Ok, it’s now two days later, and that relay failed MISERABLY. People always use the term “epic failure” to describe something that really wasn’t that epic of a failure, but this really was an epic failure. It had such potential for greatness… such a grand reproduction of World Youth Day… and everything failed spectacularly. We only got through 1½ stations before they just couldn’t concentrate anymore and we all gave up. We didn’t even try it on the second retreat- we just let it go. Note to self: never plan your really good activities right after the girls have a candy-bar/hot chocolate snack break. But it’s ok- the girls had a great retreat without the activity.
So it’s been a pretty good/average week. Yesterday I decided to drive to Sugarland without directions (ok… it was kind of decided for me. I realized when I got on 45 south that I didn’t have them.) So I made it there with VERY LITTLE trouble (made ONE wrong turn, figured it out within 5 minutes, and turned around.) but on the way back I wasn’t thinking and I took 59 South instead of 59 North. Basically, I was headed for Corpus Christi. We figured THAT out within 15 minutes… but it still was not that bad considering how lost we’ve gotten in the past. Lindsey gave me a GPS today and I almost cried with joy.
Speaking of Texas highways… here’s a joke Fr. Hugh told in Mass this morning (it’s funnier if you drive here.)
There was a van full of nuns driving down 45 really slowly. A policeman pulled them over and said to the nun driving, “Sister, you’re going too slow. That’s really dangerous and you need to get up to the speed of traffic.” The sister turned to him and said, “Officer, I’m driving the speed limit” and points to the sign that says “45”. He laughs and answers, “No, that’s the highway you’re on. The speed limit is 65.” Then, he noticed the sisters crammed in the back were white and shaking. “What’s wrong, sisters?” he asked them. One of them answered, shaking, “We just got off of 610.”
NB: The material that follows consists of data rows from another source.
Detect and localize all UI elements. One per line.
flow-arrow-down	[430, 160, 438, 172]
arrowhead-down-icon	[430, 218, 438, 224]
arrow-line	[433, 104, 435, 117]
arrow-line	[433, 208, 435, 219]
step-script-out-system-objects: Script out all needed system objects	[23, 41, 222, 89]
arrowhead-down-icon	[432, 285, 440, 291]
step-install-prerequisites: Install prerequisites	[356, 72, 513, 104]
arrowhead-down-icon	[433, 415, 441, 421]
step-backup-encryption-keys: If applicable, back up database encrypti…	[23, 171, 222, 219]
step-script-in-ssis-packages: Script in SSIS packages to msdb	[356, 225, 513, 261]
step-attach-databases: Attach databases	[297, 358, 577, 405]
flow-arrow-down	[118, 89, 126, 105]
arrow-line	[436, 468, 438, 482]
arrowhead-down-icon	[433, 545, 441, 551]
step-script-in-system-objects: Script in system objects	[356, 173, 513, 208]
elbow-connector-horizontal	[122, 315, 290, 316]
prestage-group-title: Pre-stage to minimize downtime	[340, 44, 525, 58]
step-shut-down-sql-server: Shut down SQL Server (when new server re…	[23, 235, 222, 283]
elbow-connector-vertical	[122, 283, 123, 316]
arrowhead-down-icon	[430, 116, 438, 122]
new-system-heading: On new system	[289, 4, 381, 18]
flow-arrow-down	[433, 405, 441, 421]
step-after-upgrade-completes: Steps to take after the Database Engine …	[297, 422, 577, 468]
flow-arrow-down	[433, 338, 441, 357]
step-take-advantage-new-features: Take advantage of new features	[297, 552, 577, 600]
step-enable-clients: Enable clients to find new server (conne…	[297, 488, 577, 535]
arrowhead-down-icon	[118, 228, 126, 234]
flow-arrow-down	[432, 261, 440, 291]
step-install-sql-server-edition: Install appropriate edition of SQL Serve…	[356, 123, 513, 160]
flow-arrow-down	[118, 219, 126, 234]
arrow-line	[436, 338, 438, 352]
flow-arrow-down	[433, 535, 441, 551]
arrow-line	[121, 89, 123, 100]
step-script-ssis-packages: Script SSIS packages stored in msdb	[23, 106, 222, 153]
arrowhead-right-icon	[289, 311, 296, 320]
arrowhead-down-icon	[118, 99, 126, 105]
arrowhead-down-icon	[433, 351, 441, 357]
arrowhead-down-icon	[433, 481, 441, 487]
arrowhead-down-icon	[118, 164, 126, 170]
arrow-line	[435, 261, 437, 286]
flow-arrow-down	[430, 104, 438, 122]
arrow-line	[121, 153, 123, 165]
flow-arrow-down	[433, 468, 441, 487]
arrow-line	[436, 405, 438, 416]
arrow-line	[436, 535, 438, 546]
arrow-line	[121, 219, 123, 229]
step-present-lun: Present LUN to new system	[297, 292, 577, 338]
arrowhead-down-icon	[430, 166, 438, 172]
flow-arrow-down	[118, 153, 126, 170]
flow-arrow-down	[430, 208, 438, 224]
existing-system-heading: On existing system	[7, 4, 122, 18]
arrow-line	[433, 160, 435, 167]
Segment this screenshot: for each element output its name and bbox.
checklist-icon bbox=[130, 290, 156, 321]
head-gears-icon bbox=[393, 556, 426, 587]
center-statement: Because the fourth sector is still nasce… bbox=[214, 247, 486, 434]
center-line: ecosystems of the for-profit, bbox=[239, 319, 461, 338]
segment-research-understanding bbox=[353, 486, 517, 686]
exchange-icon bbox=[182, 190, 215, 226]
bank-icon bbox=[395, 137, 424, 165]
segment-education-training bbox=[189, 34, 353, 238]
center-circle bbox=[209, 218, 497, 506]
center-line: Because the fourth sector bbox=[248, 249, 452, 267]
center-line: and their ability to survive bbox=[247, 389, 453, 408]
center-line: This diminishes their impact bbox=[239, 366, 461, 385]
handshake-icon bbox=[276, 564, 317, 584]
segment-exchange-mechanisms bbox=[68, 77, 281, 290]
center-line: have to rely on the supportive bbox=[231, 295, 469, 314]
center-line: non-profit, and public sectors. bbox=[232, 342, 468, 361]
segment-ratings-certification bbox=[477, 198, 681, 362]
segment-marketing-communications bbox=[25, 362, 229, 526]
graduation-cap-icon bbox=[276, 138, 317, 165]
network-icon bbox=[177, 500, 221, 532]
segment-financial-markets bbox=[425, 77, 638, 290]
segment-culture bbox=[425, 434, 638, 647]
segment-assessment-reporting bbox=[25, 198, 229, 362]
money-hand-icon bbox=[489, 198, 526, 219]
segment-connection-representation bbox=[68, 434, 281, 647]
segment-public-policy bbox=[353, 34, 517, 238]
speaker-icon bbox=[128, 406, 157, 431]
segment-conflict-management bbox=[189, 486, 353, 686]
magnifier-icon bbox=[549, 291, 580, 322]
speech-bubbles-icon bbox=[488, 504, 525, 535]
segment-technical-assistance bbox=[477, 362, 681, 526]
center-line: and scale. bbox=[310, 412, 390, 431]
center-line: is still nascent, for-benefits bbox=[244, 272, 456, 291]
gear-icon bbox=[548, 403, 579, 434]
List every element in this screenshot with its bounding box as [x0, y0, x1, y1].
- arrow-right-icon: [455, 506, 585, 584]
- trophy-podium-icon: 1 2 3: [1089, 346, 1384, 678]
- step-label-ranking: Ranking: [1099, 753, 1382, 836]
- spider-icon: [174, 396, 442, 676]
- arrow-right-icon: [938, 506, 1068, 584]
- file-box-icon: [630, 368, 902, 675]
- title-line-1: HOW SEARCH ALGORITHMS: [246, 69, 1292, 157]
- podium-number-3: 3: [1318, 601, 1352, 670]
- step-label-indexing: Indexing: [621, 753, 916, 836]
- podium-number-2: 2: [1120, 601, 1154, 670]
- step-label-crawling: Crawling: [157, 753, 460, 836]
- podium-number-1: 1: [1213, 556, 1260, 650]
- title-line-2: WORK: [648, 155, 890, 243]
Anyway, Tonight Prince of Peace is having an integration/apostolic project we get to go to! We’re watching Juno, carving pumpkins, and making homemade pizzas… and I’m really excited. Sounds like something we would do back home. Lindsey and Angie left again this morning- Lindsey for Dallas and Angie to visit her family in RI… so it’s just the coworkers!
I LOVE YOU AND CANT WAIT FOR DECEMBER 18th!